High Expectations For Google Android
Several readers have pointed out recent articles discussing the development and features of Google Android. Silicon.com has what is essentially an FAQ for Android, providing the relevant basic information about it. Apcmag questions whether Google can meet the high expectations most enthusiasts have for the platform, and The Register discusses Google's claims that it will be competitive with Apple and worth the wait. We discussed a preview of Android last month. Quoting The Register:
"Google mobile platforms guru Rich Miner acknowledged that for the moment, Apple may have an advantage. After all, Steve Jobs and company have actually shipped a piece of hardware, while the first Android handset won't arrive until 'the second half of this year.' But Miner also told the crowd that Stevo hasn't treated developers as well as they deserve. 'There are certain apps you just can't build on an iPhone,' Miner said. 'Apple doesn't let you do multiprocessing. They don't let your app run in the background after you switch to another. And they don't let you have interpretive language in your iPhone apps.'"
Why do people keep mis-stating the facts.... The SDK from Apple default is no-background running a simple flag set allows you too.... If your gonna spew hate, at least get your facts straight... Oh wait this is /.
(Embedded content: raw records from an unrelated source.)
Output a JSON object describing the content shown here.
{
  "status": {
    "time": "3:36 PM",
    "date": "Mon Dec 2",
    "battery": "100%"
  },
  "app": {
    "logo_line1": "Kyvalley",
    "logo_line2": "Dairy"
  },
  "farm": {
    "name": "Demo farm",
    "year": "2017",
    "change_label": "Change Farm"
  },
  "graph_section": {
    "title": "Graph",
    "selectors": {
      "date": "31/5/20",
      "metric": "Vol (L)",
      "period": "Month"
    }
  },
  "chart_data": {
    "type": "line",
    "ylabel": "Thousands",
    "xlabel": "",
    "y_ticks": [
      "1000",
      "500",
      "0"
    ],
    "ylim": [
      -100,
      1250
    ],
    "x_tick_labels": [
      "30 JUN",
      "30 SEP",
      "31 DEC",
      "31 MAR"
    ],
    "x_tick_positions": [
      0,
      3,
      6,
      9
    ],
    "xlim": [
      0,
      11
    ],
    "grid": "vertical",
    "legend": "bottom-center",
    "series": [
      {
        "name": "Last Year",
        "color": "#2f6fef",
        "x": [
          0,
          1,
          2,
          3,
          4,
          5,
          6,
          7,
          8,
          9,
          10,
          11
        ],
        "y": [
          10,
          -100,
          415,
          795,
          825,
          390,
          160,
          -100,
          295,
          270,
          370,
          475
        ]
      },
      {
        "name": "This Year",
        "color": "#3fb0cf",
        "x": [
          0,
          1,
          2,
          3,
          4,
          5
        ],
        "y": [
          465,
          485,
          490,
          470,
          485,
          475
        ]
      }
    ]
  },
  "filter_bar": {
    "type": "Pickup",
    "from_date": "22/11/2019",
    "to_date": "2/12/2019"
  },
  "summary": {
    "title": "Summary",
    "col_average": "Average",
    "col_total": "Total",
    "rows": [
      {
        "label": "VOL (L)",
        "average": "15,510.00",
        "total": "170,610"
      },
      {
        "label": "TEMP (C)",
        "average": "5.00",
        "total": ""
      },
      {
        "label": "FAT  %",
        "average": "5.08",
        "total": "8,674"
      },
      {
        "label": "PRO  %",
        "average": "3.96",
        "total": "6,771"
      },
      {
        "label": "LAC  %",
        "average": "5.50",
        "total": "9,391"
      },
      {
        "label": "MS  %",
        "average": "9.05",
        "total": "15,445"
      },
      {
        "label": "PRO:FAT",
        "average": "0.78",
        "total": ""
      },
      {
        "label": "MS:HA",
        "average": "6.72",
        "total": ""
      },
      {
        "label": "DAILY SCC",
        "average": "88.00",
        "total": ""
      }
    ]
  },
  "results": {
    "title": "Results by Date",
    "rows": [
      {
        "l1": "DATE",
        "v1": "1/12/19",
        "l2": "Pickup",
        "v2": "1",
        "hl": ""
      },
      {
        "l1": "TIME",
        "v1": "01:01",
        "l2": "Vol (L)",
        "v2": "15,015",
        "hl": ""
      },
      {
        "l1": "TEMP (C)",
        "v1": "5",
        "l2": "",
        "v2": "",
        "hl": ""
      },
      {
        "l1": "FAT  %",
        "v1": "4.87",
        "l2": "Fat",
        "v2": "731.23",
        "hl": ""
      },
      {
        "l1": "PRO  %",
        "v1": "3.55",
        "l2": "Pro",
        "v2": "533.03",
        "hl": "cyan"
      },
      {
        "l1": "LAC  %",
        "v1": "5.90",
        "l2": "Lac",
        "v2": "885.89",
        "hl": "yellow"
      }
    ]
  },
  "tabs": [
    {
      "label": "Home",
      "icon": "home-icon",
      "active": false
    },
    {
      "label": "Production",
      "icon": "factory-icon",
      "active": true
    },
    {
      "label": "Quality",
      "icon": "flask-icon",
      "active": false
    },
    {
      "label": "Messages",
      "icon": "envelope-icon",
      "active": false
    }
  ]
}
. I love the sound of burning women and screaming rubber....
The lack of background processing in 3rd party iPhone apps will hamstring whole classes of new apps. The best summation of iPhone SDK problems I've seen is here:
Apple's iPhone SDK Prohibits Real Mobile Innovation
I've got a 16GB iPhone right here... And I want to beat the crap out of Steve/Apple.
At work earlier today this happened:
Usually I bring along my iPod. At the office I plug it into the USB of my MacBook and just use iTunes to play music from the iPod. Well, today I brought along the iPone (with all my music on) and what happened? You can't play music from the iPhone! I can't do anything in iTunes, transfer movies/music from my office MacBook.
As I was about to go home, I had to bring with me some rather large files. Usually I just use Finder and drag the files over to the iPod. Does my iPhone show up in Finder? No!
Is my iPhone broken?!
It's not a small computer. It's a pretty black box, with very limited use. Yes. It has a great interface and good screen. But there the good things seem to end.
"As a computer, it can also browse the web, take notes, watch videos, listen to music, check your stocks, check the weather, take pictures, and email."
What videos? Only those you get from YouTube or the ones you transfer from the one special chosen Mac?
What if you want to transfer videos/music from another computer?
Can it watch my chosen stocks and notify me when they hit a certain limit? Can the stock-program do this in the background?
Where is MSN for iPhone?
Browse the web with which browser? Opera? Firefox? Lynx?
SSH? I often use SSH clients from my computers to log into and manage my servers. A computer should do this. Does the iPhone?
All the things you mention my previous phone could do too.
It's a rather new Sony Ericsson. Difference was the screen and the UI on the iPone, -and- the SE's ability to transfer files with IR, BlueTooth and USB, use exchangeable SD cards for storage, ability to use mp3 files as ringtones, or just play ordinary mp3 files.